Welcome!

It's tough to be an introvert in an extrovert world, especially in an extrovert's profession, like teaching. Through this blog, I'd like to share my own and others' reflections on being an introvert in the classroom. This isn't a place for misanthropes or grumps, though; I hope to thoughtfully discuss the challenges that introverts face in schools and celebrate the gifts that introverted teachers and students bring to the educational environment. If you can relate, please join me!

Thursday, June 26, 2014

En Masse at Mass

It occurred to me one Sunday at church that the current educational establishment would think of the format traditional Sunday services as such a waste: all these people gathered together and not interacting! They're all sitting together quietly, perhaps "alone together," as Sherry Turkle might say.

I think this sort of thought comes from our modern world of isolation. We live in densely populated cities, but we don't know our neighbors. Lawrence Ferlinghetti said we were all suffering from "piblokto madness," isolatedly fighting our own demons in tiny cubic dwellings. When you look at it that way, it seems like, oh, my, all these people nearby and yet such loneliness! The irony! The tragedy! The same seems to be the opinion when you have forty students in a room and they are not talking to each other but rather are quietly reading or, worse, listening to a teacher, a "sage on the stage," one of the world's most gag-worthy educationalese put-downs for the teaching style in which the student is not the center of attention.

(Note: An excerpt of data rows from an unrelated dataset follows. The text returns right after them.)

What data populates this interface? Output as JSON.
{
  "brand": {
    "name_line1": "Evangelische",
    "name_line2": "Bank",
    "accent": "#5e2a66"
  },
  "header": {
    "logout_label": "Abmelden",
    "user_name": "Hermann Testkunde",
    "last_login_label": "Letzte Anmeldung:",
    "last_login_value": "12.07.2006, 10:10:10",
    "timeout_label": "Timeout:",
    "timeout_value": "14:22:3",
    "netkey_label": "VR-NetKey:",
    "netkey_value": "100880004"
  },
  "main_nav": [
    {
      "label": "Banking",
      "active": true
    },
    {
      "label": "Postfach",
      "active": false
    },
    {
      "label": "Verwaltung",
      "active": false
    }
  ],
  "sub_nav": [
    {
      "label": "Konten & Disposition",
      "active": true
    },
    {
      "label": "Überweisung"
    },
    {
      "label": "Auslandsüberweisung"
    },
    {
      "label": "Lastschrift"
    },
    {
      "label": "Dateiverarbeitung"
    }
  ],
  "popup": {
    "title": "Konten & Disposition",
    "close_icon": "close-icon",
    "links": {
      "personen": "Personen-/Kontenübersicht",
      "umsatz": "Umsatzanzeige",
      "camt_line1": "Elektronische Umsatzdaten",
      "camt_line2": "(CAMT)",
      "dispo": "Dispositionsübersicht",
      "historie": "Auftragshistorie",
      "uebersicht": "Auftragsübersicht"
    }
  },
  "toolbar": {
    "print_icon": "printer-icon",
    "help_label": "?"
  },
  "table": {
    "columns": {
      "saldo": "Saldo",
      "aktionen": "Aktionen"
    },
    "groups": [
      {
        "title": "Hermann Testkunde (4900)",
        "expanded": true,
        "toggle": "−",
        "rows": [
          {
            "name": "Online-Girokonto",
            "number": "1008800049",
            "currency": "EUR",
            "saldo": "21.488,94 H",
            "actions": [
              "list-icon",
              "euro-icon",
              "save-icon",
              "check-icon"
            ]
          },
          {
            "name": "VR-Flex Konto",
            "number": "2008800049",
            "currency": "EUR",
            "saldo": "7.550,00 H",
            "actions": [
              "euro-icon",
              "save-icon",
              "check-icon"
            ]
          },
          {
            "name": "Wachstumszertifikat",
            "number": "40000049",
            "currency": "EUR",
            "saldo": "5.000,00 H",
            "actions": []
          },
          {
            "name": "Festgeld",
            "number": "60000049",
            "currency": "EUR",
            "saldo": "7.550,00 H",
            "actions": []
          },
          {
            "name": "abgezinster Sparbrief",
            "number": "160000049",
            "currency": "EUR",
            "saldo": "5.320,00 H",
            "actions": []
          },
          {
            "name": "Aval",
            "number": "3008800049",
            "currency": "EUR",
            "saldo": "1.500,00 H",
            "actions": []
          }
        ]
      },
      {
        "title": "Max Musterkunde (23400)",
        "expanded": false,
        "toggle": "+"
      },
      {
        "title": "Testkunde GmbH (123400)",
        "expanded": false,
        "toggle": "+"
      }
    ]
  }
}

But for most of human history, everyone was clumped together by virtue of necessity. Tribes pitched their tents close and people huddled together for warmth. People were ALWAYS together. When church services and much later public schooling started, I would imagine that there were so few educated leaders available that people had to attend en masse; there were not enough priests or teachers to go around. In other words, people attended in large groups because they had to, not because this was the best way to do things or because the goal was collaboration. The goals included reflection, introspection, thoughtfulness--all things done better alone or in pairs or very small groups. For most of history, the wealthy had private tutors and there were no giant classrooms full of kids. Of course, this was due to elitism, but I think also because it doesn't work; those with no financial limitations chose to do education one-on-one or one-teacher-per-family. With the diversity of our student populations now, one of my ed school professors said that maybe (in a perfect world with no economic constraints) the way for education to really differentiate instruction and address everyone's needs would be to have educators work with students on an individual or small group basis, the way lawyers work with their clients.

All this is to say that the panic that ensues when we see a large space with tens or hundreds of people being quiet and not interacting with each other is uncalled for. Just because there's  no talking or collaborating doesn't mean there should be or that nothing meaningful is going on.